Pain Expectations in Subjects With Osteoarthritis

NCT ID: NCT02155257

Last Updated: 2019-03-07

Basic Information

• Recruitment Status: COMPLETED
• Clinical Phase: PHASE4
• Total Enrollment: 30 participants
• Study Classification: INTERVENTIONAL
• Study Start Date: 2014-07-31
• Study Completion Date: 2017-10-31

Brief Summary

The purpose of this research study is to test whether or not researchers can alter or change expectations on pain.
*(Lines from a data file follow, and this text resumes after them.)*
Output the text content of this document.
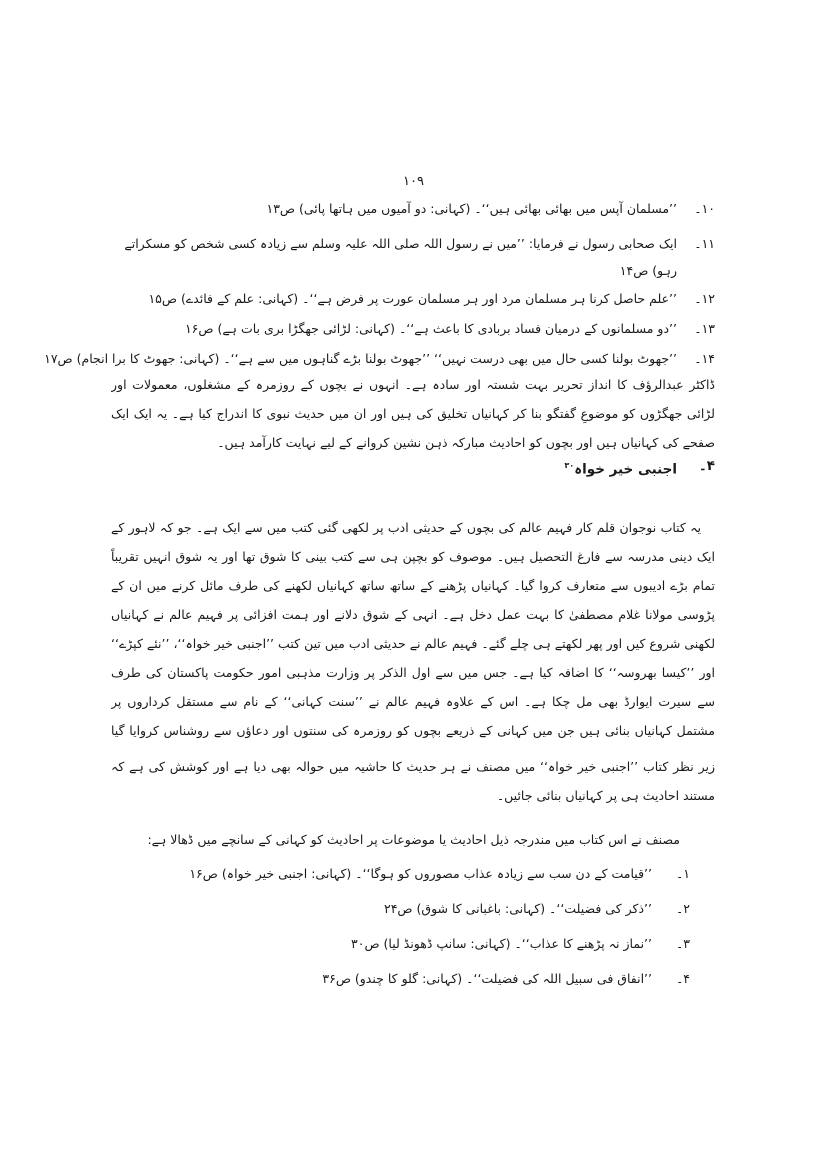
۱۰۹
۱۰۔
’’مسلمان آپس میں بھائی بھائی ہیں‘‘۔ (کہانی: دو آمیوں میں ہاتھا پائی) ص۱۳
۱۱۔
ایک صحابی رسول نے فرمایا: ’’میں نے رسول اللہ صلی اللہ علیہ وسلم سے زیادہ کسی شخص کو مسکراتے
رہو) ص۱۴
۱۲۔
’’علم حاصل کرنا ہر مسلمان مرد اور ہر مسلمان عورت پر فرض ہے‘‘۔ (کہانی: علم کے فائدے) ص۱۵
۱۳۔
’’دو مسلمانوں کے درمیان فساد بربادی کا باعث ہے‘‘۔ (کہانی: لڑائی جھگڑا بری بات ہے) ص۱۶
۱۴۔
’’جھوٹ بولنا کسی حال میں بھی درست نہیں‘‘ ’’جھوٹ بولنا بڑے گناہوں میں سے ہے‘‘۔ (کہانی: جھوٹ کا برا انجام) ص۱۷
ڈاکٹر عبدالرؤف کا انداز تحریر بہت شستہ اور سادہ ہے۔ انہوں نے بچوں کے روزمرہ کے مشغلوں، معمولات اور لڑائی جھگڑوں کو موضوعِ گفتگو بنا کر کہانیاں تخلیق کی ہیں اور ان میں حدیث نبوی کا اندراج کیا ہے۔ یہ ایک ایک صفحے کی کہانیاں ہیں اور بچوں کو احادیث مبارکہ ذہن نشین کروانے کے لیے نہایت کارآمد ہیں۔
۴۔
اجنبی خیر خواہ$^{۳۰}$
یہ کتاب نوجوان قلم کار فہیم عالم کی بچوں کے حدیثی ادب پر لکھی گئی کتب میں سے ایک ہے۔ جو کہ لاہور کے ایک دینی مدرسہ سے فارغ التحصیل ہیں۔ موصوف کو بچپن ہی سے کتب بینی کا شوق تھا اور یہ شوق انہیں تقریباً تمام بڑے ادیبوں سے متعارف کروا گیا۔ کہانیاں پڑھنے کے ساتھ ساتھ کہانیاں لکھنے کی طرف مائل کرنے میں ان کے پڑوسی مولانا غلام مصطفیٰ کا بہت عمل دخل ہے۔ انہی کے شوق دلانے اور ہمت افزائی پر فہیم عالم نے کہانیاں لکھنی شروع کیں اور پھر لکھتے ہی چلے گئے۔ فہیم عالم نے حدیثی ادب میں تین کتب ’’اجنبی خیر خواہ‘‘، ’’نئے کپڑے‘‘ اور ’’کیسا بھروسہ‘‘ کا اضافہ کیا ہے۔ جس میں سے اول الذکر پر وزارت مذہبی امور حکومت پاکستان کی طرف سے سیرت ایوارڈ بھی مل چکا ہے۔ اس کے علاوہ فہیم عالم نے ’’سنت کہانی‘‘ کے نام سے مستقل کرداروں پر مشتمل کہانیاں بنائی ہیں جن میں کہانی کے ذریعے بچوں کو روزمرہ کی سنتوں اور دعاؤں سے روشناس کروایا گیا
زیر نظر کتاب ’’اجنبی خیر خواہ‘‘ میں مصنف نے ہر حدیث کا حاشیہ میں حوالہ بھی دیا ہے اور کوشش کی ہے کہ مستند احادیث ہی پر کہانیاں بنائی جائیں۔
مصنف نے اس کتاب میں مندرجہ ذیل احادیث یا موضوعات پر احادیث کو کہانی کے سانچے میں ڈھالا ہے:
۱۔
’’قیامت کے دن سب سے زیادہ عذاب مصوروں کو ہوگا‘‘۔ (کہانی: اجنبی خیر خواہ) ص۱۶
۲۔
’’ذکر کی فضیلت‘‘۔ (کہانی: باغبانی کا شوق) ص۲۴
۳۔
’’نماز نہ پڑھنے کا عذاب‘‘۔ (کہانی: سانپ ڈھونڈ لیا) ص۳۰
۴۔
’’انفاق فی سبیل اللہ کی فضیلت‘‘۔ (کہانی: گلو کا چندو) ص۳۶
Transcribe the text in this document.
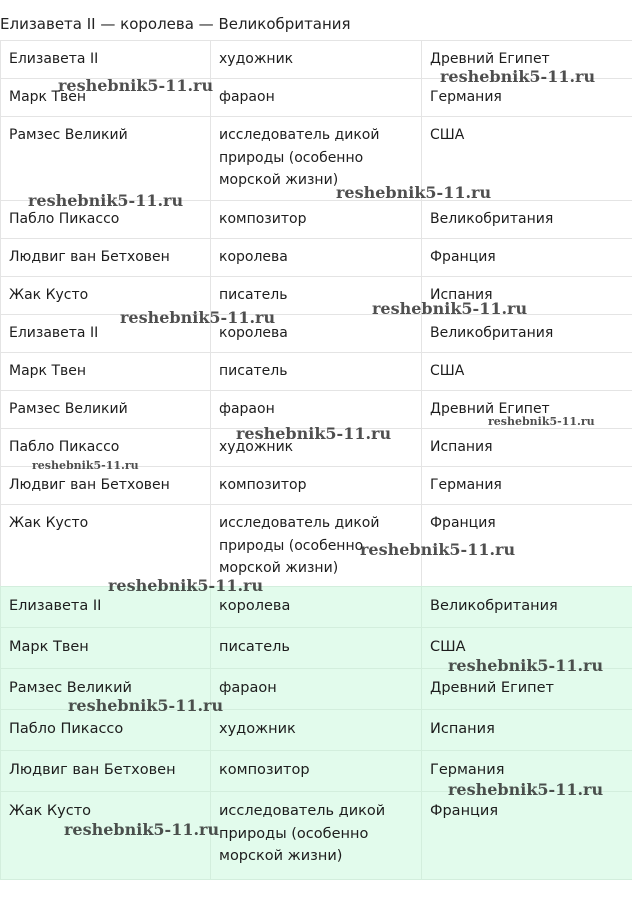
Елизавета II — королева — Великобритания
Елизавета II	художник	Древний Египет
Марк Твен	фараон	Германия
Рамзес Великий	исследователь дикой природы (особенно морской жизни)	США
Пабло Пикассо	композитор	Великобритания
Людвиг ван Бетховен	королева	Франция
Жак Кусто	писатель	Испания
Елизавета II	королева	Великобритания
Марк Твен	писатель	США
Рамзес Великий	фараон	Древний Египет
Пабло Пикассо	художник	Испания
Людвиг ван Бетховен	композитор	Германия
Жак Кусто	исследователь дикой природы (особенно морской жизни)	Франция
Елизавета II	королева	Великобритания
Марк Твен	писатель	США
Рамзес Великий	фараон	Древний Египет
Пабло Пикассо	художник	Испания
Людвиг ван Бетховен	композитор	Германия
Жак Кусто	исследователь дикой природы (особенно морской жизни)	Франция
reshebnik5-11.ru	reshebnik5-11.ru
reshebnik5-11.ru	reshebnik5-11.ru
reshebnik5-11.ru	reshebnik5-11.ru
reshebnik5-11.ru
reshebnik5-11.ru
reshebnik5-11.ru
reshebnik5-11.ru
reshebnik5-11.ru
reshebnik5-11.ru
reshebnik5-11.ru
reshebnik5-11.ru
reshebnik5-11.ru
The researchers will test whether there is an effect on the size of the pupil and responses to thermal heat temperatures in subjects with osteoarthritis of the knee or hip or healthy subjects for comparison.

One of 3 possible treatment groups will be administered to qualifying subjects: (1) gabapentin, a medication that is commonly used to treat nerve pain, (2) modafinil, a medication that is commonly used to treat people with narcolepsy (a disorder that causes people to fall asleep) and (3) a placebo, which is an inactive substance, like a sugar pill, that is not thought to have any effect on your disease or condition

Detailed Description

Purpose and rationale for this study: Both chronic pain and disability after total knee replacement surgery are predicted by negative cognitive-affective state, characterized by depression, anxiety, and a cognitive style dominated by catastrophizing. How this negative state results in chronic pain and disability is not known, but we hypothesize that it causes dysfunction of the release of the neurotransmitter, norepinephrine in several regions of the brain, mid-brain, and spinal cord that are important to many processes involved in recovery from surgery.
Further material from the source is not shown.